La Part Sauvage est le poignant premier long-métrage de Guérin Van De Vorst. Ce drame se distingue par la maîtrise d’un scénario écrit par le cinéaste et un récit cinématographique extrêmement juste et bien senti, qui distille les éléments avec mesure sans jamais en faire trop. Ben, trentenaire, sort de prison et travaille dans le garage de son ami Anouar. Il tente de se réinsérer dans la société et de renouer le lien perdu avec son fils Simon, 10 ans, qu’il n’a pas vu depuis son enfermement 3 ans plus tôt. La tâche est rude avec le jeune garçon qui pensait son père à l’étranger. Cette relation père-fils est extrêmement émouvante. Devant une mère réticente à les voir renouer, Ben va devoir se débrouiller pour voir son enfant. C’est séparés par la grille de l’école lors des courtes récréations que vont avoir lieu leurs conversations volées. Comme si, bien que sorti à l’air libre, la prison continuait à cloisonner la vie de ce père pourtant volontaire face à une réinsertion compliquée, logeant dans un appartement vide. Ben croyant et musulman, va être vite soutenu par des amitiés chaleureuses de quartier comme Jo (Johan Libéreau) et un imam charismatique, Mustafa (Walid Akfir), qu’il connaissait autrefois comme un délinquant et ancien détenu, à qui il va faire confiance. Distribuer la soupe au pauvres, prier en groupe pourrait enfin être le commencement d’une réinsertion réussie.

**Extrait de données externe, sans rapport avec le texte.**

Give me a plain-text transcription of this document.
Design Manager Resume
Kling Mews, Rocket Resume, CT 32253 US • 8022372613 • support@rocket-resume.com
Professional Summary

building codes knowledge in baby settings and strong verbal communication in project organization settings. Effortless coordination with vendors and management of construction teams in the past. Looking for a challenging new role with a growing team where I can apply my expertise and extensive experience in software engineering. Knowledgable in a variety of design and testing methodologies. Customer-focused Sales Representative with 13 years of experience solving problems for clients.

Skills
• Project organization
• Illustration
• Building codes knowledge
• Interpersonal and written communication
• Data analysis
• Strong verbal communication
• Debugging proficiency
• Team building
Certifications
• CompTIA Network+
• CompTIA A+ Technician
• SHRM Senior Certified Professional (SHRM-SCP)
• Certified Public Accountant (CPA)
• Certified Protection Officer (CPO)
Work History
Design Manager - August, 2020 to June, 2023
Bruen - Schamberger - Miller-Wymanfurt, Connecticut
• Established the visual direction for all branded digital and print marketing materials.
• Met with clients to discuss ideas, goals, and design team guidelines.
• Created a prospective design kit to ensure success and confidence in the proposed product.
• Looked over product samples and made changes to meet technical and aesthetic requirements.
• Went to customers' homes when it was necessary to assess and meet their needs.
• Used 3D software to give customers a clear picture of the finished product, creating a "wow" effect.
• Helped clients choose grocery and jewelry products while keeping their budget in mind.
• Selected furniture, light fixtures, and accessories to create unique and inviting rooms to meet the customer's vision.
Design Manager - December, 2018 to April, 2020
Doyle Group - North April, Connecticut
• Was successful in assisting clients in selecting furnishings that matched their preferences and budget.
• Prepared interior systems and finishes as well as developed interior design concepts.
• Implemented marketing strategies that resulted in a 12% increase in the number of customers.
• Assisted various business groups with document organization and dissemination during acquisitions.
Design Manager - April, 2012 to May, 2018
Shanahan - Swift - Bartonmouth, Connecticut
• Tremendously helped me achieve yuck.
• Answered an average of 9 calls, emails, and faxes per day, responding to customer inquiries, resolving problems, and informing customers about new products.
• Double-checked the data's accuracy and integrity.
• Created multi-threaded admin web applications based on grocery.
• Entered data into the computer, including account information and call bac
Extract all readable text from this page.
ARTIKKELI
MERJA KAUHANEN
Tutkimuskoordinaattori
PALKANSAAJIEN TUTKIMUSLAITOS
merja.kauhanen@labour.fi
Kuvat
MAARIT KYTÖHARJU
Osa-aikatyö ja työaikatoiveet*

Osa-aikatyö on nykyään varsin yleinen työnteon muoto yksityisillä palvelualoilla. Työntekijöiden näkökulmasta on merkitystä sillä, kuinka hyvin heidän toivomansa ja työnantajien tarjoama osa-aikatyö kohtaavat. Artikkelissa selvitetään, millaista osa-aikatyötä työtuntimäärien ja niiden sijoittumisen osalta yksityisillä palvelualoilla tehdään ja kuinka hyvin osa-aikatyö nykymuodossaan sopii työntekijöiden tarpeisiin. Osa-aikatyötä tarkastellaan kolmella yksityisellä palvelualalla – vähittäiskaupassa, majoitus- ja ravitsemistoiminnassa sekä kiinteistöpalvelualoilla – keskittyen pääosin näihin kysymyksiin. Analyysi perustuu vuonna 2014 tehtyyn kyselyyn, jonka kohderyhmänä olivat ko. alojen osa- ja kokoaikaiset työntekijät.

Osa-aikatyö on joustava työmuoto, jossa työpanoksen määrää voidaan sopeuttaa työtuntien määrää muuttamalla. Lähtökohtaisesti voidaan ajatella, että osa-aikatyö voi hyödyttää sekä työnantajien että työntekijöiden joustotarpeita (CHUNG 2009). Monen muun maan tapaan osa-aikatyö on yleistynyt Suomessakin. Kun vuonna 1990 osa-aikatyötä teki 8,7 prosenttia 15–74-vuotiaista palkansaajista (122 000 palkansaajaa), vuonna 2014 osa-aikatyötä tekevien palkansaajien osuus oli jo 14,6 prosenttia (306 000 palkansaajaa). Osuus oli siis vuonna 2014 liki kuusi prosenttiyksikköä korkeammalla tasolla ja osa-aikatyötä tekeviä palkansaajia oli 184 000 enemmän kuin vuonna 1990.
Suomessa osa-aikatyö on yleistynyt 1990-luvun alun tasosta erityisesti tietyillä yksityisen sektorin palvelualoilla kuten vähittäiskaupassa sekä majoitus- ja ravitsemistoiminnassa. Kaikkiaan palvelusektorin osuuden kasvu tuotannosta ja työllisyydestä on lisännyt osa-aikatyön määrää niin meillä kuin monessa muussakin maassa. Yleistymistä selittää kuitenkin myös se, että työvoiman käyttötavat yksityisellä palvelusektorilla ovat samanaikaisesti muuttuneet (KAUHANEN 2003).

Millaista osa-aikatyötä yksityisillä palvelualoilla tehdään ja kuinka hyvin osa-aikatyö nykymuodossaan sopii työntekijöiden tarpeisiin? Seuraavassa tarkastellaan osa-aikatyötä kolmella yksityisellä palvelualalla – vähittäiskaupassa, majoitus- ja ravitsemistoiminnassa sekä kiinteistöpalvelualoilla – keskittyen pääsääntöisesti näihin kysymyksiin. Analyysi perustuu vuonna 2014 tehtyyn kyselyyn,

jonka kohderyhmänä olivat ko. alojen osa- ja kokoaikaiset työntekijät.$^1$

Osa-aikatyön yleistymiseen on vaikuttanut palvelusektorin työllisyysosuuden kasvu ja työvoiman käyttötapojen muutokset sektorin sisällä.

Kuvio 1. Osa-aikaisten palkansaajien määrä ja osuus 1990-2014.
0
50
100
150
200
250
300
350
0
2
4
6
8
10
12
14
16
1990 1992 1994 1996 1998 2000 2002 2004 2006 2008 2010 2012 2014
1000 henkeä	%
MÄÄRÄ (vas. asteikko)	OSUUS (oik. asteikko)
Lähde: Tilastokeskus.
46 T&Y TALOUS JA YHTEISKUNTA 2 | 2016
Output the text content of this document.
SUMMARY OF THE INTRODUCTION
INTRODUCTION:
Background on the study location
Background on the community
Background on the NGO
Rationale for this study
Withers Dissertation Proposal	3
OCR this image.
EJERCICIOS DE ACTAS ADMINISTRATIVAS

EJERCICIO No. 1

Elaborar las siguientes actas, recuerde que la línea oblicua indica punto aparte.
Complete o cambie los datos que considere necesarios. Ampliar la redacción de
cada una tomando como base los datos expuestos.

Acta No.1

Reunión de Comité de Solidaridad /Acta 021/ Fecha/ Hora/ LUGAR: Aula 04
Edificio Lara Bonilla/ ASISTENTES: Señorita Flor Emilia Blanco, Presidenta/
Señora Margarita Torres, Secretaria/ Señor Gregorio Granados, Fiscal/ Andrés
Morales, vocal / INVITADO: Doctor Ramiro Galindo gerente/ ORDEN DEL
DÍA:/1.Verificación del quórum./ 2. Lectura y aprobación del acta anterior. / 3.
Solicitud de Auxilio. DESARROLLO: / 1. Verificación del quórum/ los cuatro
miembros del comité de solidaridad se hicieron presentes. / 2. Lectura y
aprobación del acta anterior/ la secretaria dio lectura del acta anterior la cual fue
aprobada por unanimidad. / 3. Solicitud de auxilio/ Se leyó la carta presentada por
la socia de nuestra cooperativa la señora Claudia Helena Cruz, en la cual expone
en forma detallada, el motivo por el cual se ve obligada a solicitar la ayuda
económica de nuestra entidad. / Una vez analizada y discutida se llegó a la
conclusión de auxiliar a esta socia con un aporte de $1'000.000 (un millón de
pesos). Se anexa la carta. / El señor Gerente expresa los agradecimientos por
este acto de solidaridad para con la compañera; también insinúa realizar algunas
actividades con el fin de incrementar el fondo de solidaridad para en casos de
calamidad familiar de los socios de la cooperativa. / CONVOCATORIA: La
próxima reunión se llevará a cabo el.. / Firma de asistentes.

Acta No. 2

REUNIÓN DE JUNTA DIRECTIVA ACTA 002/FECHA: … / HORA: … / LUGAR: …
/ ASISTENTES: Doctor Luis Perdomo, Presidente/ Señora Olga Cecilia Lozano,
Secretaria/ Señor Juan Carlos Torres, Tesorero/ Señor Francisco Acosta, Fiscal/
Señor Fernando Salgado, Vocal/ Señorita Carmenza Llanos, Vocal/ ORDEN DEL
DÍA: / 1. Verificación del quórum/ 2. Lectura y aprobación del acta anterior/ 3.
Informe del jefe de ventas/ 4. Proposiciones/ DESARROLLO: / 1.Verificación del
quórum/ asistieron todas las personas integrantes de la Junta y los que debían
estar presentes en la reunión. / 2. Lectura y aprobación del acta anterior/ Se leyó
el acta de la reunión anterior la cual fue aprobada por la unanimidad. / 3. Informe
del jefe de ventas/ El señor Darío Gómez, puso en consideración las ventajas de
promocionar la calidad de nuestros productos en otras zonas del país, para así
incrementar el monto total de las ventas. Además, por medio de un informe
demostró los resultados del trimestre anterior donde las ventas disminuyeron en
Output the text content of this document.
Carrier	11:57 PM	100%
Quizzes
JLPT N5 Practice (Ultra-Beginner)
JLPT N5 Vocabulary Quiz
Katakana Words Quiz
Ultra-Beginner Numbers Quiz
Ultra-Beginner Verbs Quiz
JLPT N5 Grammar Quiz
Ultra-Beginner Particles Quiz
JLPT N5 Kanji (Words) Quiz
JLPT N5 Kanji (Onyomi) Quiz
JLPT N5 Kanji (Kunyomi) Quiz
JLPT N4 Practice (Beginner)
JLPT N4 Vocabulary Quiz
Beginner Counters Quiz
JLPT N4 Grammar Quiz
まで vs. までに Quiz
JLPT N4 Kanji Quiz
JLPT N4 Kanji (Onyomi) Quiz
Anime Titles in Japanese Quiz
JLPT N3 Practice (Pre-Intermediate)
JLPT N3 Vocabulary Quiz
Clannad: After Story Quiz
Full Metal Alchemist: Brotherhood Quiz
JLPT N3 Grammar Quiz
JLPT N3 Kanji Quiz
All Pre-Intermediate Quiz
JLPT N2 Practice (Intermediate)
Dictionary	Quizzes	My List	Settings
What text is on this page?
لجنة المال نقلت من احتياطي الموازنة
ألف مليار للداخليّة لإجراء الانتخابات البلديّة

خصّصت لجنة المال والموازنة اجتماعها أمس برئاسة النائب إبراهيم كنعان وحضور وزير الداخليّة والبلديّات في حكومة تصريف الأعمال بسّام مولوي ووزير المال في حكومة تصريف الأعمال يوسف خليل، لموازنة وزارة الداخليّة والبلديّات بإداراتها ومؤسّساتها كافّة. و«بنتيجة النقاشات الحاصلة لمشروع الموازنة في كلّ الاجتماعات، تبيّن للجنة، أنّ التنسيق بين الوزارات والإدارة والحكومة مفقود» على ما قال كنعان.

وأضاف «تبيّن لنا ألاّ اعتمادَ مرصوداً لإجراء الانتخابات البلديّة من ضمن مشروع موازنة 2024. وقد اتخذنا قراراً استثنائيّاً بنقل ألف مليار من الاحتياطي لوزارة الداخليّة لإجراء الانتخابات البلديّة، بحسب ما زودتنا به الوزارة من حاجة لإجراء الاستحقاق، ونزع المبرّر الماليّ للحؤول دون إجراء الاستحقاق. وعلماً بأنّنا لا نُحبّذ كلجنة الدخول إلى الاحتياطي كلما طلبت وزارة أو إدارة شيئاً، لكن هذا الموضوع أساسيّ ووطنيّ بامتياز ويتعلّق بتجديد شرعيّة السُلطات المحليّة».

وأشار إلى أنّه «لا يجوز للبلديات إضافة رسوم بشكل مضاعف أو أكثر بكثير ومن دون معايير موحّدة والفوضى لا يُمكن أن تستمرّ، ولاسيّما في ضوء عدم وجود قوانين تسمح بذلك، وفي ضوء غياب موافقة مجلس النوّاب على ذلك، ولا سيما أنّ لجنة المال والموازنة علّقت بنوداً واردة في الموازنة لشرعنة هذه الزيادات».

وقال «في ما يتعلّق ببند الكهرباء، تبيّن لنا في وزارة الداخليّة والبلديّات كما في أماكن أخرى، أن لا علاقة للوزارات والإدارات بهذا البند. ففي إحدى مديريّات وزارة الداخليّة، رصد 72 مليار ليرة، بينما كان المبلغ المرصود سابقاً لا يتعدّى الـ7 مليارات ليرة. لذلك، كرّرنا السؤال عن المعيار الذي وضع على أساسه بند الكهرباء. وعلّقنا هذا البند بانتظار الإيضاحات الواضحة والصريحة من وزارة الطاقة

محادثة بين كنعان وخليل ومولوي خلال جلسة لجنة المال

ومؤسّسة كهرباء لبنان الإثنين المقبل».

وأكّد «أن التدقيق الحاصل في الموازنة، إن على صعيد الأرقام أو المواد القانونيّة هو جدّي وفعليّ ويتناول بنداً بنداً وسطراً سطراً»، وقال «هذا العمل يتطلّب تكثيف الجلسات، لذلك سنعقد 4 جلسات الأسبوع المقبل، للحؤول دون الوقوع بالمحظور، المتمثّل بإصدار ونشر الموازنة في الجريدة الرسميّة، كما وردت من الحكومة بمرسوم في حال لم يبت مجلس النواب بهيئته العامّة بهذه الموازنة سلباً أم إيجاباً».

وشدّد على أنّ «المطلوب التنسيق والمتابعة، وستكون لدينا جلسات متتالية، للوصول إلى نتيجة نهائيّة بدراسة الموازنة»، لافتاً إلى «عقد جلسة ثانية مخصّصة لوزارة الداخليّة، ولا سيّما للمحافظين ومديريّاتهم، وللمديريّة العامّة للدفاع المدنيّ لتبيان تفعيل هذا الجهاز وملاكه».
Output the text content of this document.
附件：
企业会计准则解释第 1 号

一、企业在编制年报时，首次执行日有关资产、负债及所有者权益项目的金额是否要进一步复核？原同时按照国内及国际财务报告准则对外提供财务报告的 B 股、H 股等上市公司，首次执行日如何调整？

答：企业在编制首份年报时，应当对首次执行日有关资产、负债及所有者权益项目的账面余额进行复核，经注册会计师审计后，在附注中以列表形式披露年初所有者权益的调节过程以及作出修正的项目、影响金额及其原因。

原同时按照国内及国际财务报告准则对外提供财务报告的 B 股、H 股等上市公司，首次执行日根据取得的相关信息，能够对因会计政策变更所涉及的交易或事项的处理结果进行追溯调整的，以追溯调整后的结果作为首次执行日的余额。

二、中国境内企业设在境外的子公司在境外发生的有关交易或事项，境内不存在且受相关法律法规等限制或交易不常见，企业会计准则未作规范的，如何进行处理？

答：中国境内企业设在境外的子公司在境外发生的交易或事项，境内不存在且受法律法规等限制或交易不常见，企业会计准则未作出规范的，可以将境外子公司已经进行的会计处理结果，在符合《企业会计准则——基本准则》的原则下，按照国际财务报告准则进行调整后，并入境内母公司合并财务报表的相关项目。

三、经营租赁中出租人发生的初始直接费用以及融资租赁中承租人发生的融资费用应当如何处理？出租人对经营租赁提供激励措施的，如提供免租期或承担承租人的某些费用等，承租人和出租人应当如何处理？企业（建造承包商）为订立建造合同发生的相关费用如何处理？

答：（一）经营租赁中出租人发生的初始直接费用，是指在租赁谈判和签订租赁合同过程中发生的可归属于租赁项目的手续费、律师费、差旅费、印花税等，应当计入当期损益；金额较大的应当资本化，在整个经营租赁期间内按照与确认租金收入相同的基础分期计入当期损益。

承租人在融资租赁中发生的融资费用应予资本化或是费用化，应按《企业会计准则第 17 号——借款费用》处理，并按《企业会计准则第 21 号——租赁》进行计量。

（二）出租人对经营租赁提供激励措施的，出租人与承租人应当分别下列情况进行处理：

Vincent Rottiers (Dheepan de Jacques Audiard) interprète remarquablement ce père écorché par la vie qui tente d’en démarrer une nouvelle, mais qui, faute de repères s’empêtre malgré lui dans les petits arrangements à négocier pour avancer. Son ami garagiste est joué par Sébastien Houbani (Noces de Stephan Streker). Son fils, tantôt mutique ou plus ouvert est incarné tout en nuances par Simon Caudry. Salomé Richard est également de la partie et interprète Lucie, une voisine solaire mais parfois envahissante.
La très belle musique originale signée Manuel Roland et Maarten Van Cauwenberghe adoucit la rudesse de cette histoire bouleversante. Servi par une réalisation au cordeau, le récit est implanté sur le canal limitrophe entre Bruxelles et Molenbeek qui semble rythmer le temps de l’action. Le canal coule inlassablement et on y revient comme à ces vagues, métaphore du bouleversement interne du héros. Un cours d’eau qui apparait comme un point central et stabilisateur de la narration dont manque cruellement Ben dont la vie est en morceaux.